WILLIAM FAREL (1489-1565): Now everything presents itself in a new light. The Scriptures are made clear, the Prophets are opened, the Apostles shed great light upon my soul. A voice, hitherto unknown, the voice of Christ my Shepherd, my Master, my Teacher, speaks to me with power.

J. C. PHILPOT (1802-1869): Immediately that, by the power of divine grace, a poor sinner turns to the Lord, the Spirit of revelation removes the veil off the Scriptures, and off his heart. Have we not found it so? What a sealed book was the Word of God once to us! How we read or heart without one real ray of light to illuminate the dark page; and what a thick veil was there of ignorance, unbelief, prejudice, self-righteousness, and impenitence on our heart. But the gracious Spirit of revelation took this double veil away, and by giving us the light of life, made the Word of God a new book, and gave us a new heart; and ever since the day when the entrance of His Word gave us light, God’s Word has been a lamp unto our feet, and a light unto our path.

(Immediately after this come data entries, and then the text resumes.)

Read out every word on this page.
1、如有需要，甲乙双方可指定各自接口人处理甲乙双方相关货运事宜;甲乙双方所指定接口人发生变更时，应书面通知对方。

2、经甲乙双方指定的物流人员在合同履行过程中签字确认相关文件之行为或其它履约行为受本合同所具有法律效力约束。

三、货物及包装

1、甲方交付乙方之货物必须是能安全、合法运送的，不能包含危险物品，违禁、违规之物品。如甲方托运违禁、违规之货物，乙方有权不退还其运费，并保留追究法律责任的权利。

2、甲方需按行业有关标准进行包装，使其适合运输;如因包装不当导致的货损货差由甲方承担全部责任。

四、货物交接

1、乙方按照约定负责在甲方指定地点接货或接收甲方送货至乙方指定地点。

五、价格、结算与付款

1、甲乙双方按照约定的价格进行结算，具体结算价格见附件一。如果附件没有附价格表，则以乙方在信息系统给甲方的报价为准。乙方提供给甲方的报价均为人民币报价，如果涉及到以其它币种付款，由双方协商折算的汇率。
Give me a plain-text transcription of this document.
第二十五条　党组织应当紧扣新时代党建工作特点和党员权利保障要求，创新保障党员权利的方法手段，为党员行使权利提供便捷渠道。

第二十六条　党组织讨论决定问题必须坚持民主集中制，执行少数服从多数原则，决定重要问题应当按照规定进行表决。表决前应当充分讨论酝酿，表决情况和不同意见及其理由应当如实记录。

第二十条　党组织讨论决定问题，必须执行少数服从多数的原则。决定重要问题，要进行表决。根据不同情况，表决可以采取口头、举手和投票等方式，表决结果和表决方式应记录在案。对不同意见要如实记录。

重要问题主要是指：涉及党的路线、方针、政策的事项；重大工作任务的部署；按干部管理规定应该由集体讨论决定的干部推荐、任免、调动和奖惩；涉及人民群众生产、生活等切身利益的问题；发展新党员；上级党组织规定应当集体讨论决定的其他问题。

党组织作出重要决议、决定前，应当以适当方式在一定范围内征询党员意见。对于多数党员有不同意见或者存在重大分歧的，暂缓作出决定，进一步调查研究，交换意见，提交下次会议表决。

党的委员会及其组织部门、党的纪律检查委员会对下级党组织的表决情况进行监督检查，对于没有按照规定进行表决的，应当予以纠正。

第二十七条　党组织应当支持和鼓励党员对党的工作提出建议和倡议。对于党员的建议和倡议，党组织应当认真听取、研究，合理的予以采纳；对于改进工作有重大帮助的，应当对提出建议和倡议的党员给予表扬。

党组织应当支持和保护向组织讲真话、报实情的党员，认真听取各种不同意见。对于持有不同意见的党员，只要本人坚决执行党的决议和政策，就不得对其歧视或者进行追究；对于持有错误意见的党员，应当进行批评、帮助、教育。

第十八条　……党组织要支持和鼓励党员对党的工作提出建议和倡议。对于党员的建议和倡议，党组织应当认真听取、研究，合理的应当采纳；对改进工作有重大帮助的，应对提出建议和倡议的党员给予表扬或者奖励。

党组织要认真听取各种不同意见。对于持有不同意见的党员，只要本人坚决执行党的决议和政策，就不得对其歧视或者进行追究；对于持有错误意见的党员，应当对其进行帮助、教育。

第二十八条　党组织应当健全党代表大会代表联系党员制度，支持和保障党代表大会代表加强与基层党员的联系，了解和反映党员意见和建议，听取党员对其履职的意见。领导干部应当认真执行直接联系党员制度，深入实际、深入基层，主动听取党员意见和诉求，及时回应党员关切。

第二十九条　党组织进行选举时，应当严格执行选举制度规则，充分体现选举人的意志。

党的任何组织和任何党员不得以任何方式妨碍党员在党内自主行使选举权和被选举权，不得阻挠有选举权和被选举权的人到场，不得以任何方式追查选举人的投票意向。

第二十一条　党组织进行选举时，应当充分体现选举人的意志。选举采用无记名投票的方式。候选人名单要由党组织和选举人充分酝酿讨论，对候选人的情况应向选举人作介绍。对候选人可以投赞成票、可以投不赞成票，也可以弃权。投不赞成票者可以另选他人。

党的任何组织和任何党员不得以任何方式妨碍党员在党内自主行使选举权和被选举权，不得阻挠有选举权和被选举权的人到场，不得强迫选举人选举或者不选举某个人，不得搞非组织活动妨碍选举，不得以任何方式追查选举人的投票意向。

THOMAS BRADBURY (1831-1905): The Bible is God’s Word, God’s testimony. It is unlike every other book. In the hands of the blessed Spirit it is quick and powerful.

JAMES DURHAM (1622-1658): There is in the conversion of sinners, an immediate, real, powerful, and peculiar work of the Spirit that accompanies the Word…It is a distinct work of the Spirit, distinguished and separable from the Word; though it goes along as He pleases with the Word, yet it is not as if there were some power infused into the Word, and went always and necessarily along with the Word, which is the foolish and groundless conceit of some…Wherever faith is begotten, these two go together: the Word without, and the power of grace within, the one of which is distinct from the other.

JOHN OWEN: He that would utterly separate the Spirit from the Word, had as good as burn his Bible.